According to Unilad, the Michigan farmer named James Bristle was digging in his soybean field - to pave the way for a natural gas pipeline -- using his tractor when he hit something he couldn't quite figure out as to what it was.
That time, Bristle first thought it was a "bent post," only finding out later that his amazing discovery was in fact the remains of a mammoth.
Talking to Ann Arbor of M Live, James Bristle said: "We thought it was a bent fence post." Apparently, it was a 2-foot rib bone of the said mammoth.

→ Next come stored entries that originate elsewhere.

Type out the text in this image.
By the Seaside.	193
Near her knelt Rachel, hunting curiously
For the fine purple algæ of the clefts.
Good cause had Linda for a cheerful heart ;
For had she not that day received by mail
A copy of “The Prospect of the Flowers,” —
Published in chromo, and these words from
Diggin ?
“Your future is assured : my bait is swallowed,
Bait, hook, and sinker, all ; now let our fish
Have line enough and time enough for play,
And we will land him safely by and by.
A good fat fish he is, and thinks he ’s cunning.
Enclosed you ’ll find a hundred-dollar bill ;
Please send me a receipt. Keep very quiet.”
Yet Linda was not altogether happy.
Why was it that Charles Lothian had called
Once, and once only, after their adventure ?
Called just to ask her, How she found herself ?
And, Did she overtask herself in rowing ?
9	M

Experts - 15 paleontologists to be exact -- arrived on the scene and after more digging, the team found mammoth tusks, its vertebrae, a pelvis, some pieces of its shoulder blades and ribs, and a kneecap.
Professor from University of Michigan Dan Fisher was one of the experts who helped in excavating the area, and he said that the mammoth lived over 10,000 years ago.
Talking to the Detroit Free Press, Dan Fisher said that it was "one of the more complete sets of woolly mammoth bones ever to be found in the state."
In addition, Fisher also stated that the ancestral beast wasn't likely to be a woolly mammoth. Instead, it's a cross between a woolly mammoth and a Columbian mammoth.
Furthermore, the mammoth - deemed to be 40 years old at the time of its death - "was likely to have been hunted, butchered into prehistoric steaks and stored by humans somewhere between 10,000 and 15,000 years ago," as reported by IFL Science.
The mammoth is missing its hind legs and feet, which suggests that humans had eaten these parts of the animal.
Not only that, but three basketball-sized rocks were also found around the carcass. Experts believe that the rocks were used as anchors to weigh the beast down in a pond - possibly for later preservation.